Former top FBI officials such as FBI Director James Comey, FBI Deputy Director Andrew McCabe, and FBI General Counsel James Baker have all defended the FBI’s handling of the Steele dossier and its use in FISA applications.
Justice Department Inspector General Michael Horowitz has been looking into alleged FISA abuse, with a specific focus on Steele and the FBI, since March 2018. And Attorney General William Barr, along with his right-hand man U.S. Attorney John Durham, recently launched a broader investigation of the investigators, with a focus on the origins and conduct of the Trump-Russia probe.
McCarthy said the problem wasn’t the source of the information but rather whether there had been an effort to assess its truthfulness.
“I’ve taken information from the worst people on the planet. I’ve taken information from terrorists, from murderers, from swindlers. When you do this kind of work, the people that you get information from tend not to be great people,” McCarthy said. “The question is, what do you do with the information when you get it? The more suspect the source of the information is, the higher your obligation is to verify it before you use it in any way that’s going to intrude on anyone’s rights.”

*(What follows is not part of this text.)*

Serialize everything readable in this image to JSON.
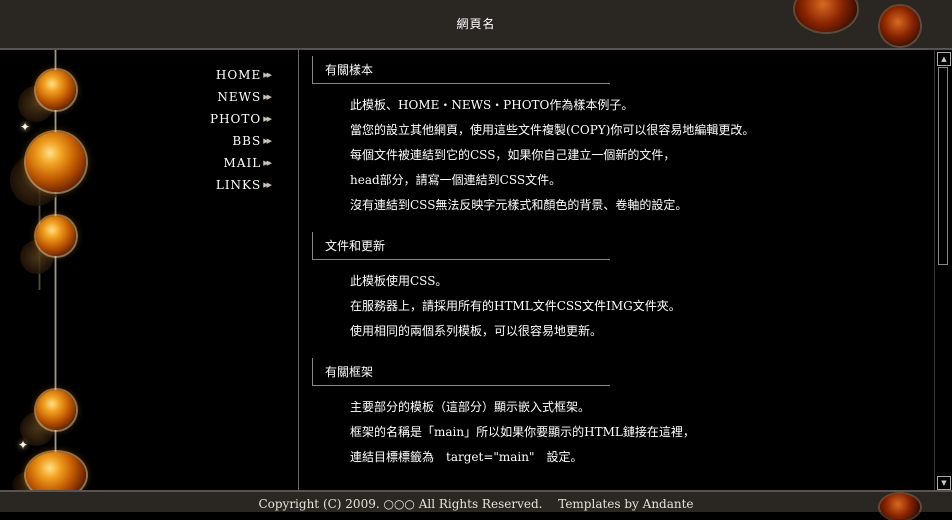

McCarthy said that it seemed like the FBI had treated Steele like a source, but that in his view Steele was acting more as an “accumulator” of information from other sources, saying that “in this equation he’s much more like a case agent than a source.”
“Generally speaking, for prosecutors in courts in any warrant situation, whether it’s a FISA warrant or not, the source information are the people who see and hear and make the observations that the court is being asked to rely on for purposes of probable cause,” McCarthy said. “It generally doesn’t matter if your case agent is credible, it’s whether your source information is.”